Sikap Umar Bin Khattab ini dapat dilihat dari fatwa hukumnya tentang orang mualaf ( orang yang baru masuk Islam) yang datang meminta pembagian zakat kepadanya. Ketika itu Umar Bin Khattab melihat bahwa orang yang datang meminta zakat itu tidak selayaknya diberi zakat karena dia melihat orang tersebut tidak dapat dikelompokkan ke dalam tuntutan ayat. Artinya, Ilah hukum yang ada pada ayat tidak sesuai dengan ketentuan orang mualaf yang datang meminta zakat tersebut. Oleh sebab itu orang tersebut tidak diberinya pembagian zakat.

Sikap Umar Bin Khattab inilah yang dikembangkan oleh Ibnu Mas’ud di Irak.
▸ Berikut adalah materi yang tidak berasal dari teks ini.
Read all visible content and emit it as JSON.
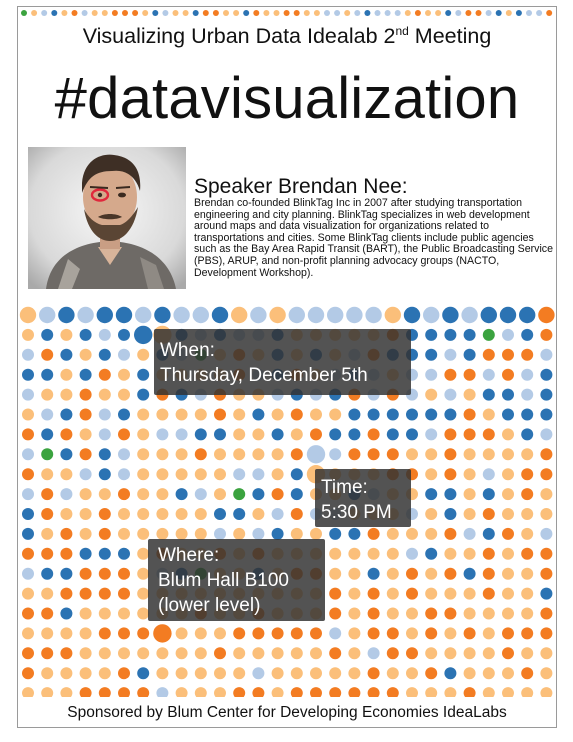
{
  "title_main": "Visualizing Urban Data Idealab 2",
  "title_sup": "nd",
  "title_rest": " Meeting",
  "hashtag": "#datavisualization",
  "speaker": {
    "heading": "Speaker Brendan Nee:",
    "bio": "Brendan co-founded BlinkTag Inc in 2007 after studying transportation engineering and city planning. BlinkTag specializes in web development around maps and data visualization for organizations related to transportations and cities.  Some BlinkTag clients include public agencies such as the Bay Area Rapid Transit (BART), the Public Broadcasting Service (PBS), ARUP, and non-profit planning advocacy groups (NACTO, Development Workshop)."
  },
  "when": {
    "label": "When:",
    "value": "Thursday, December 5th"
  },
  "time": {
    "label": "Time:",
    "value": "5:30 PM"
  },
  "where": {
    "label": "Where:",
    "line1": "Blum Hall B100",
    "line2": "(lower level)"
  },
  "sponsor": "Sponsored by Blum Center for Developing Economies IdeaLabs",
  "colors": {
    "dark_orange": "#f37c22",
    "light_orange": "#fbbf7a",
    "dark_blue": "#2b73b3",
    "light_blue": "#b3cae6",
    "green": "#3ba33f",
    "overlay": "#333333"
  }
}
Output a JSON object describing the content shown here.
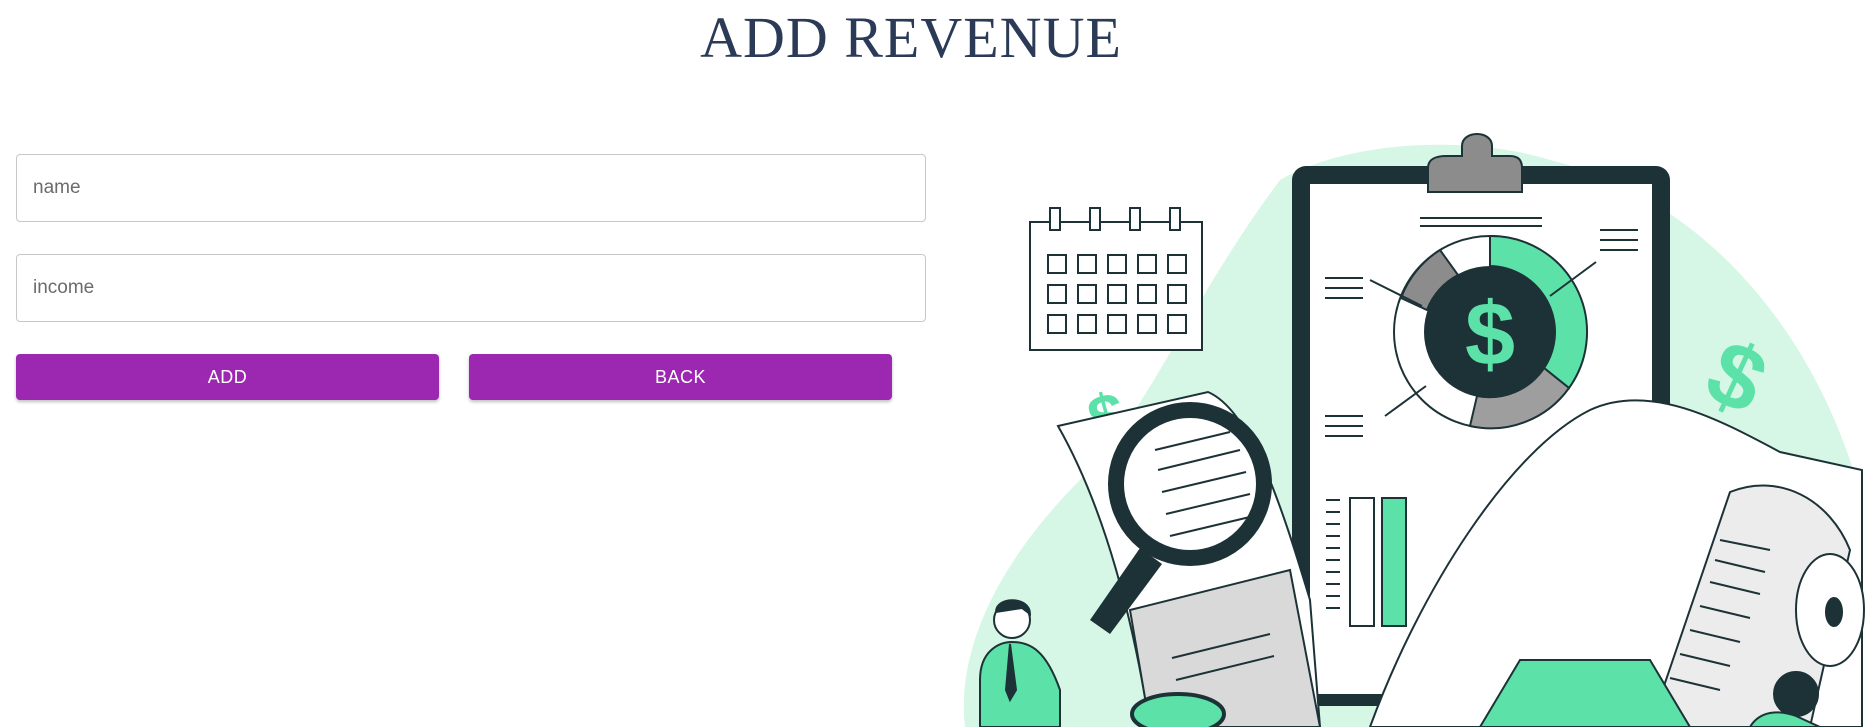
{
  "header": {
    "title": "ADD REVENUE"
  },
  "form": {
    "name_placeholder": "name",
    "income_placeholder": "income",
    "add_label": "ADD",
    "back_label": "BACK"
  },
  "illustration": {
    "icon": "revenue-accounting-illustration"
  },
  "colors": {
    "title": "#2a3a57",
    "button": "#9c27b0",
    "accent_green": "#5ce1a8",
    "mint_bg": "#d6f6e6",
    "dark": "#1d3237"
  }
}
Kemudian cara berpikir melalui Ijtihad yang dikembangkan oleh Ibnu Mas’ud ini diikuti oleh muridnya yang bernama Ilqimah bin Qais, dan selanjutnya dikembangkan lagi oleh Ibrahim an-Nakha’i dan Himad bin Abi Sulaiman yang merupakan guru Imam Abu Hanifah. Untuk selanjutnya di Irak dikatakan sebagai sekolah ar-Ra’yi.

Ada tiga hal yang menyebabkan kelompok ini dinamakan sebagai Ahlur Ra’yi. Pertama, pengaruh yang ditinggalkan oleh Ibnu Mas’ud di Irak yang mempunyai kecenderungan penyelesaian masalah dengan rakyu ( hasil pikiran), sesuai dengan tuntutan situasi dan kondisi Irak pada waktu itu. Kedua, hadis-hadis Nabi Muhammad Shallallahu Alaihi Wasallam, seperti dikatakan oleh Ibnu Khaldun, sangat sedikit tersebar di Irak karena hadits lebih banyak di Hedzjaz. Dan ketiga, Irak adalah daerah yang memiliki pengaruh peradaban serba kompleks yang dipengaruhi oleh peradaban dan kebudayaan Persia dan Yunani.
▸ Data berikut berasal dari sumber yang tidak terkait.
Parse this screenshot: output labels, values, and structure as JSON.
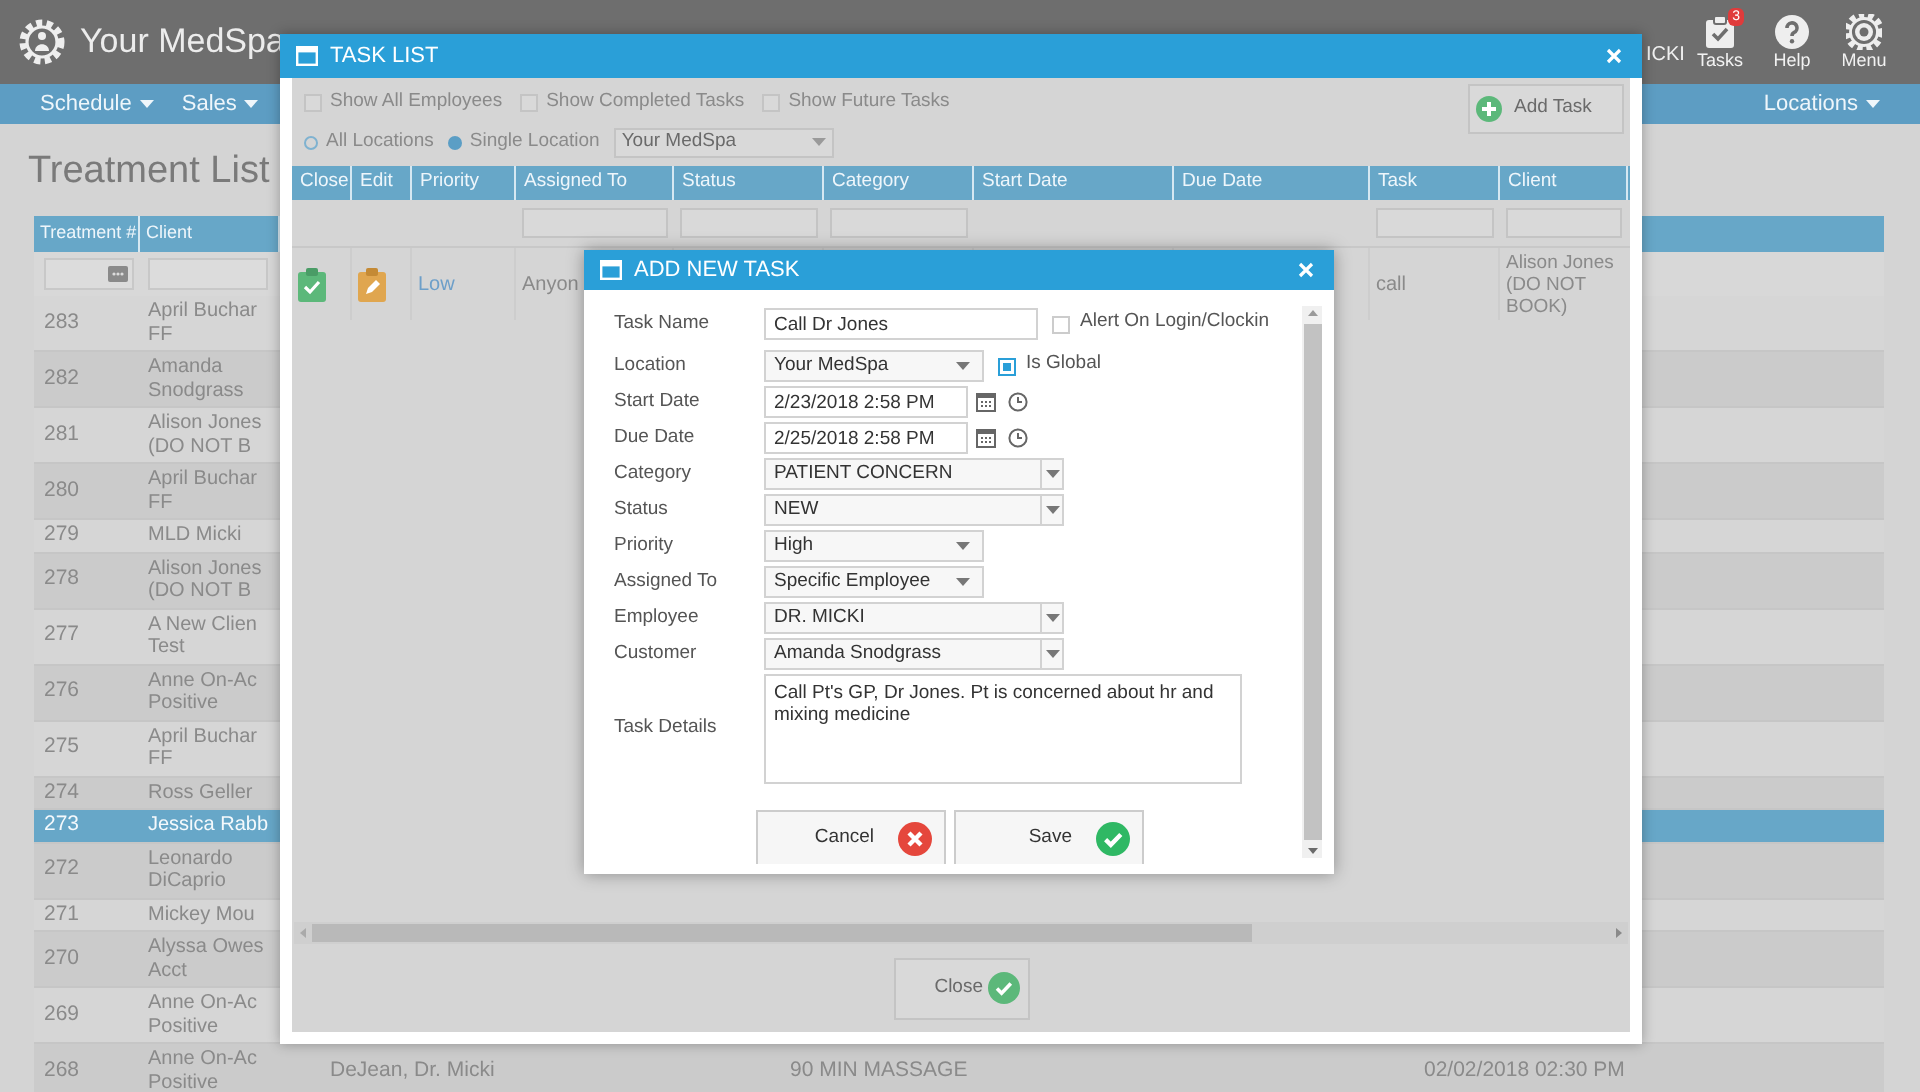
{
  "app": {
    "logo_text": "Your MedSpa",
    "user_name": "ICKI",
    "toolbar": [
      {
        "kind": "tasks",
        "label": "Tasks",
        "badge": "3"
      },
      {
        "kind": "help",
        "label": "Help"
      },
      {
        "kind": "menu",
        "label": "Menu"
      }
    ]
  },
  "nav": {
    "left": [
      {
        "label": "Schedule"
      },
      {
        "label": "Sales"
      }
    ],
    "right": [
      {
        "label": "Locations"
      }
    ]
  },
  "page_title": "Treatment List",
  "treatment_table": {
    "columns": [
      "Treatment #",
      "Client"
    ],
    "rows": [
      {
        "number": "283",
        "client": "April Buchar\nFF",
        "selected": false
      },
      {
        "number": "282",
        "client": "Amanda\nSnodgrass",
        "selected": false
      },
      {
        "number": "281",
        "client": "Alison Jones\n(DO NOT B",
        "selected": false
      },
      {
        "number": "280",
        "client": "April Buchar\nFF",
        "selected": false
      },
      {
        "number": "279",
        "client": "MLD Micki",
        "selected": false
      },
      {
        "number": "278",
        "client": "Alison Jones\n(DO NOT B",
        "selected": false
      },
      {
        "number": "277",
        "client": "A New Clien\nTest",
        "selected": false
      },
      {
        "number": "276",
        "client": "Anne On-Ac\nPositive",
        "selected": false
      },
      {
        "number": "275",
        "client": "April Buchar\nFF",
        "selected": false
      },
      {
        "number": "274",
        "client": "Ross Geller",
        "selected": false
      },
      {
        "number": "273",
        "client": "Jessica Rabb",
        "selected": true
      },
      {
        "number": "272",
        "client": "Leonardo\nDiCaprio",
        "selected": false
      },
      {
        "number": "271",
        "client": "Mickey Mou",
        "selected": false
      },
      {
        "number": "270",
        "client": "Alyssa Owes\nAcct",
        "selected": false
      },
      {
        "number": "269",
        "client": "Anne On-Ac\nPositive",
        "selected": false
      },
      {
        "number": "268",
        "client": "Anne On-Ac\nPositive",
        "selected": false,
        "cells": [
          "DeJean, Dr. Micki",
          "90 MIN MASSAGE",
          "02/02/2018 02:30 PM"
        ]
      }
    ]
  },
  "task_list_dialog": {
    "title": "TASK LIST",
    "filters": [
      {
        "label": "Show All Employees",
        "checked": false
      },
      {
        "label": "Show Completed Tasks",
        "checked": false
      },
      {
        "label": "Show Future Tasks",
        "checked": false
      }
    ],
    "location_options": [
      {
        "label": "All Locations",
        "selected": false
      },
      {
        "label": "Single Location",
        "selected": true
      }
    ],
    "location_select": "Your MedSpa",
    "add_button": "Add Task",
    "columns": [
      {
        "label": "Close",
        "filter": false
      },
      {
        "label": "Edit",
        "filter": false
      },
      {
        "label": "Priority",
        "filter": false
      },
      {
        "label": "Assigned To",
        "filter": true
      },
      {
        "label": "Status",
        "filter": true
      },
      {
        "label": "Category",
        "filter": true
      },
      {
        "label": "Start Date",
        "filter": false
      },
      {
        "label": "Due Date",
        "filter": false
      },
      {
        "label": "Task",
        "filter": true
      },
      {
        "label": "Client",
        "filter": true
      }
    ],
    "rows": [
      {
        "priority": "Low",
        "assigned_to": "Anyon",
        "task": "call",
        "client": "Alison Jones\n(DO NOT\nBOOK)"
      }
    ],
    "close_button": "Close"
  },
  "add_task_dialog": {
    "title": "ADD NEW TASK",
    "fields": [
      {
        "label": "Task Name",
        "kind": "text",
        "value": "Call Dr Jones",
        "checkbox": {
          "label": "Alert On Login/Clockin",
          "checked": false
        }
      },
      {
        "label": "Location",
        "kind": "select",
        "value": "Your MedSpa",
        "checkbox": {
          "label": "Is Global",
          "checked": true
        }
      },
      {
        "label": "Start Date",
        "kind": "datetime",
        "value": "2/23/2018 2:58 PM"
      },
      {
        "label": "Due Date",
        "kind": "datetime",
        "value": "2/25/2018 2:58 PM"
      },
      {
        "label": "Category",
        "kind": "combo",
        "value": "PATIENT CONCERN"
      },
      {
        "label": "Status",
        "kind": "combo",
        "value": "NEW"
      },
      {
        "label": "Priority",
        "kind": "select",
        "value": "High"
      },
      {
        "label": "Assigned To",
        "kind": "select",
        "value": "Specific Employee"
      },
      {
        "label": "Employee",
        "kind": "combo",
        "value": "DR. MICKI"
      },
      {
        "label": "Customer",
        "kind": "combo",
        "value": "Amanda Snodgrass"
      },
      {
        "label": "Task Details",
        "kind": "textarea",
        "value": "Call Pt's GP, Dr Jones. Pt is concerned about hr and mixing medicine"
      }
    ],
    "buttons": [
      {
        "label": "Cancel",
        "kind": "cancel"
      },
      {
        "label": "Save",
        "kind": "save"
      }
    ]
  }
}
Oleh sebab itu penanganan permasalahannya akan sangat berbeda dengan penanganan masalah yang terjadi di Hedzjaz. Akibat dari ketiga hal di atas, banyak hukum-hukum Furuk yang muncul di Irak berbeda dengan yang ada di Hedzjaz. Hukum-hukum Furuk yang muncul ini lebih banyak diselesaikan berdasarkan pengamatan situasi dan kondisi masyarakat serta analisis akal.

Di samping itu, karena hadis-hadis yang tersebar di sana sedikit sekali, maka mereka membuat syarat-syarat yang ketat dalam menerima suatu hadis. Jika hadis yang mereka temui tidak sesuai atau tidak memenuhi syarat-syarat yang mereka tetapkan, maka penyelesaian masalah dilakukan dengan penggunaan nalar atau akal.

Bandingan Ahlur Ra’yi dengan Ahlu Hadis yang berpusat di Hedzaj. Para tokoh ahli hadits diantaranya adalah Imam Malik Imam Syafi’i dan Imam Ahmad bin Hanbal. Berbeda dengan Ahlur Ra’yi, kelompok Ahlul hadits lebih mendahulukan hadis-hadis Nabi Muhammad Shallallahu Alaihi Wasallam yang bersifat Ahad daripada pendapat akal, jika hadis-hadis tersebut memenuhi syarat kesahihannya. Dalam menyelesaikan permasalahan yang terjadi, sedapat mungkin mereka berusaha mencarikan Nas dari Al-qur’an atau Hadis.

Sikap mereka yang berpegang kuat pada hadis-hadis nabi Muhammad Shallallahu Alaihi Wasallam inilah yang membuat mereka disebut sebagai Ahlul Hadits. Dalam perjalanan sejarah hukum Islam, Ahlur Ra’yi yang dikatakan mendahulukan Rakyu dari hadits, Ternyata banyak sekali menggunakan hadis-hadis dalam mendukung hasil ijtihad mereka.

Bahkan, dalam kitab-kitab fiqih mereka ditemui hadis-hadis yang nilainya lemah (daif) dalam mendukung hasil ijtihad yang mereka lakukan. Sebaliknya ahli hadis yang berusaha keras dalam mencari hadis-hadis yang akan mendukung ijtihad mereka, ternyata juga dalam ijtihad mereka juga menggunakan hasil analisis akal (rakyu).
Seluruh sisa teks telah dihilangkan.